Comment qualifier cette musique russe ? Il y a d’abord un sens de la mélodie aussi développé que celui des italiens, c’est dire ! Ça monte, ça descend, ça fait vibrer les instruments et les oreilles, quelle plaisir que ces mélodies russes dans cette langue si jolie ! Il y a ensuite une manière d’harmoniser bien particulière. Que veut dire harmoniser ? En voici l’explication par l’exemple. (Chloé fait chanter l’orchestre C) . Donc il y a une manière russe de faire sonner les mélodies en choisissant des accords, des changements de tonalité. Vous verrez grâce à ce trio de Rachmaninov les deux aspects. La mélodie est d’abord exposée au piano, avec de beaux accords assez spéciaux. Ensuite, elle sera reprise par le violoncelle puis le violon, avec un lyrisme romantique, c’est à dire une manière de jouer comme si on chantait à pleine voix avec des larmes et des soupirs émouvants plain la voix. Et comme ça ne suffit pas pour émouvoir les coeurs durs que vous êtes, il y aura une deuxième mélodie encore plus touchante, puis un énervement général. Le morceau se terminera avec une marche funèbre.

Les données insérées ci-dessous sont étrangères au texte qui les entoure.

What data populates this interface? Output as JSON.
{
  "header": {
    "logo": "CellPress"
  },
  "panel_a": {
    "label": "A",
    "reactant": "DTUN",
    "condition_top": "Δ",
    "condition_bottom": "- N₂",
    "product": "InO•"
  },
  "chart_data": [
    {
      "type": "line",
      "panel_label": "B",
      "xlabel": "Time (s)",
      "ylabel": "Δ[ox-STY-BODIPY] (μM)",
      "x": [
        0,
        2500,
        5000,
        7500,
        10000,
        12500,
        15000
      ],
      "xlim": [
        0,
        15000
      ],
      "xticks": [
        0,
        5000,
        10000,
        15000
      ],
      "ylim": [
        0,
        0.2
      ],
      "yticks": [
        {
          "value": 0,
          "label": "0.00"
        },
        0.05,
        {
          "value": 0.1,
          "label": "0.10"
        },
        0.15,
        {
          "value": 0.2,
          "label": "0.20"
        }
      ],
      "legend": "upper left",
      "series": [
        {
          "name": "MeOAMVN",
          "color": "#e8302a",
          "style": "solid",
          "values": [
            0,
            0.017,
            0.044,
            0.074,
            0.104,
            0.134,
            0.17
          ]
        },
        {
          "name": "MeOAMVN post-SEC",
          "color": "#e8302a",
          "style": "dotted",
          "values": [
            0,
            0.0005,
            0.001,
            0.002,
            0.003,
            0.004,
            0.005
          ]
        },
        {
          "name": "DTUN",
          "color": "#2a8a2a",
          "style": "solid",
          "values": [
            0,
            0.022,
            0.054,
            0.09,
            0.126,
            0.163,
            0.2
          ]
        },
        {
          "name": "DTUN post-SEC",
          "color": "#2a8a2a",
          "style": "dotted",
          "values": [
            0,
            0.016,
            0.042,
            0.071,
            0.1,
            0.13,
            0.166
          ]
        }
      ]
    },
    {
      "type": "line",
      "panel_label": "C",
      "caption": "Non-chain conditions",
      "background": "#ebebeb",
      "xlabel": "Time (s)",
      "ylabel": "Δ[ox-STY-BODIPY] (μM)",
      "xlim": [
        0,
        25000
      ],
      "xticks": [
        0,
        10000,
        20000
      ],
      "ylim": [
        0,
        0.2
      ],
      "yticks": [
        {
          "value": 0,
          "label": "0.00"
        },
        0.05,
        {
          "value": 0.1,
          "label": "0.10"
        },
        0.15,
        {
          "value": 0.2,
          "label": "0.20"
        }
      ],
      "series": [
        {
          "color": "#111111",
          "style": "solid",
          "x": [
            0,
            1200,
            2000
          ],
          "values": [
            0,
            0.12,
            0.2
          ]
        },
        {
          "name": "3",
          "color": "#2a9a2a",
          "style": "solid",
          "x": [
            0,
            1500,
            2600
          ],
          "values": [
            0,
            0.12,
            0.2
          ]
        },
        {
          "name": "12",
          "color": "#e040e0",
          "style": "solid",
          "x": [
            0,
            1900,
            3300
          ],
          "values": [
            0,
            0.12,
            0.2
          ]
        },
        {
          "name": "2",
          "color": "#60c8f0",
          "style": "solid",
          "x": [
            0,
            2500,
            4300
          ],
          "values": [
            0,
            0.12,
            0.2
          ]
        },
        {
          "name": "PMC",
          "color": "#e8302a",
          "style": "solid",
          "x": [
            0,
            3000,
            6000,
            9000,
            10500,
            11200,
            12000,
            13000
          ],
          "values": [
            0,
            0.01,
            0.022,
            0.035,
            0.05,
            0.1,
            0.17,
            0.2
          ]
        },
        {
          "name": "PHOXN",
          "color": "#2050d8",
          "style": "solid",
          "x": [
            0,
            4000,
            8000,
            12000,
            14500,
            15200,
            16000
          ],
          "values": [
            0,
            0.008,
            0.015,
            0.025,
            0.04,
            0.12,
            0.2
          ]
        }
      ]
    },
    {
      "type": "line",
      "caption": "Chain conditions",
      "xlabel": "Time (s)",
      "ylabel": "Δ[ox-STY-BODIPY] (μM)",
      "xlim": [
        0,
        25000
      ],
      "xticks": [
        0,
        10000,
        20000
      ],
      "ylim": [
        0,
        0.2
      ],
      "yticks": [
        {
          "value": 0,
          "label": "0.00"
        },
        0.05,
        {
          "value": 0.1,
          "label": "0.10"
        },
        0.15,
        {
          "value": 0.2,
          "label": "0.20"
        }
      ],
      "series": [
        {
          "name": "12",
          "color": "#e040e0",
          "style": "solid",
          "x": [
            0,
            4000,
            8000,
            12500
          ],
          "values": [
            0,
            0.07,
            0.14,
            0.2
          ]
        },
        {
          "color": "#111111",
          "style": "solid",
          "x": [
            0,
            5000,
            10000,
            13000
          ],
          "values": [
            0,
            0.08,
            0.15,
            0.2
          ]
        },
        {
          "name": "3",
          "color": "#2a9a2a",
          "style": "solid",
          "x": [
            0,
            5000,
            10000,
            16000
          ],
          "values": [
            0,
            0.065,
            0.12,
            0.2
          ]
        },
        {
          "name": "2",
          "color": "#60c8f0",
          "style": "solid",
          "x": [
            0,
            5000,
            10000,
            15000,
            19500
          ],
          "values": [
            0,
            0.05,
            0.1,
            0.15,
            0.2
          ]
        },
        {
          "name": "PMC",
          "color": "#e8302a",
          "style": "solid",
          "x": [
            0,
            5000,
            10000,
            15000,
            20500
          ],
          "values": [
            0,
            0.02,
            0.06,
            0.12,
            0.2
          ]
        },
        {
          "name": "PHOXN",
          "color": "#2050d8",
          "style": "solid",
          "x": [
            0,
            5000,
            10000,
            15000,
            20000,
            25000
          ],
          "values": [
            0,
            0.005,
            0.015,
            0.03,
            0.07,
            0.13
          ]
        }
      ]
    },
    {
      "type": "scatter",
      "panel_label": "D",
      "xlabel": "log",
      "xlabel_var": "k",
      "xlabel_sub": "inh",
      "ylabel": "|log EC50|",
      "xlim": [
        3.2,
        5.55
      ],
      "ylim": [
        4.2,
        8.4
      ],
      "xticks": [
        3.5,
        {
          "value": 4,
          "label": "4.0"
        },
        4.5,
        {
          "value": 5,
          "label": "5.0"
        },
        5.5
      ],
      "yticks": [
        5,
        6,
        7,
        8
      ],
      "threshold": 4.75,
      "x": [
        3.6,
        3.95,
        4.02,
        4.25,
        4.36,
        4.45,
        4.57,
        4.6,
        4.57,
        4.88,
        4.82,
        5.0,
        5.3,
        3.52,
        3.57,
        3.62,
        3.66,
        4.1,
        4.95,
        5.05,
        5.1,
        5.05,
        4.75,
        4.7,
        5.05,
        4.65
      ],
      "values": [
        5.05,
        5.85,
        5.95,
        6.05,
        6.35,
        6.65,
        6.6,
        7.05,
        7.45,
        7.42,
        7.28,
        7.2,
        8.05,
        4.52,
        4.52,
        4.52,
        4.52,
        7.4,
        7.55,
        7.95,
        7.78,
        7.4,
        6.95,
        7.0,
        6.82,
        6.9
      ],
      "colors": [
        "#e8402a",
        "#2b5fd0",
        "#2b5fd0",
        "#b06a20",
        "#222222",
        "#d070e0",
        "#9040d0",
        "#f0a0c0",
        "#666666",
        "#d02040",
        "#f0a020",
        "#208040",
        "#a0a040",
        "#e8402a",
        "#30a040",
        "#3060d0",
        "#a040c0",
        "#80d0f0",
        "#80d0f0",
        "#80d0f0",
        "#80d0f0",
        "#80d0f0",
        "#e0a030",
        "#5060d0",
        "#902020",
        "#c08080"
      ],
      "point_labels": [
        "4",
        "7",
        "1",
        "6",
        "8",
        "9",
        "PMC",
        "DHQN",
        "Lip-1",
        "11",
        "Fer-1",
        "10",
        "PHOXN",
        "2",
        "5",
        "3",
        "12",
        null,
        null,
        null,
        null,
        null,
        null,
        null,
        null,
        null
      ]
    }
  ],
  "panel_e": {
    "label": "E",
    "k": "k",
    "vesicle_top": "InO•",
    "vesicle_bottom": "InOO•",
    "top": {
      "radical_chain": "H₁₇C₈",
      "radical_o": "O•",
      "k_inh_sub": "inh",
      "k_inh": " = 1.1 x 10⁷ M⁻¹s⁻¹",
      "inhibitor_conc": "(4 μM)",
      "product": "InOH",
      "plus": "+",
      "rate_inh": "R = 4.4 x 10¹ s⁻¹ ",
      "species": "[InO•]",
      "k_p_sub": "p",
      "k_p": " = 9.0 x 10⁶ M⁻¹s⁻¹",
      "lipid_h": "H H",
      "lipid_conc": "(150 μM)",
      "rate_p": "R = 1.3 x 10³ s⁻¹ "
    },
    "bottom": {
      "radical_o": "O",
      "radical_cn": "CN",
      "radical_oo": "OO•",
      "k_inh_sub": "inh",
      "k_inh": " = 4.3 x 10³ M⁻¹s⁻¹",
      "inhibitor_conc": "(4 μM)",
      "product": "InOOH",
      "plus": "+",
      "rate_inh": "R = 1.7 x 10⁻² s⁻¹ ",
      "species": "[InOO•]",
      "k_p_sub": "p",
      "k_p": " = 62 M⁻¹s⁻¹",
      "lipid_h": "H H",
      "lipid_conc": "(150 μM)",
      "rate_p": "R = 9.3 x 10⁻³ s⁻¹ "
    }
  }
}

Trio élégiaque de Rachmaninov

(Alice Gerbaud, Pierre Tran,

Chloé Amiel de Ménard)

Le roi de la mélodie, toutes époques et nationalités confondues, étant notre ami Tchaïkowski, les violoncellistes vont jouer une adaptation de la célèbre valse du lac des cygnes, qui semple particulièrement adapté à l’instrument : un cygne n’est-il pas un gros oiseau balourd sur la terre qui nage avec grâce et beauté ? Regardez danser nos violoncellistes...

Valse du Lac des Cygnes

(ensemble de violoncelles)

Autre mélodie de Tchaïkovski, pour le chant cette fois et écrite en français (alors que depuis la naissance de la musique russe, tous les opéras sont en russes et plus en italien, et que les Russes sont devenus fiers de leur culture et de leur langue). Une mélodie simple comme une comptine d’enfants et bâtie sur une gamme est répétée 7 fois avec quelques variantes. Au milieu, le souffle de la passion romantique s’empare des chanteurs qui deviennent terribles....

Sérénade, chanson en français de Tchaïkovski

(orchestre D)

Pour finir, une chanson traditionnelle harmonisée à 3 voix (un dicton russe dit que si on réunit 4 Russes dans une salle, ils se mettront immédiatement et en improvisant à chanter à 4 voix, toutes différentes !)

La chanson parle du bouleau, l’arbre emblématique de la steppe et Toundra sibérienne. Il symbolise l’axe du monde, évoque l’innocence. J’espère que vous saurez apprécier la douceur de la mélodie et de la langue,et le talent des chanteurs qui habillent la mélodie de couleurs russes différentes à chaque couplet.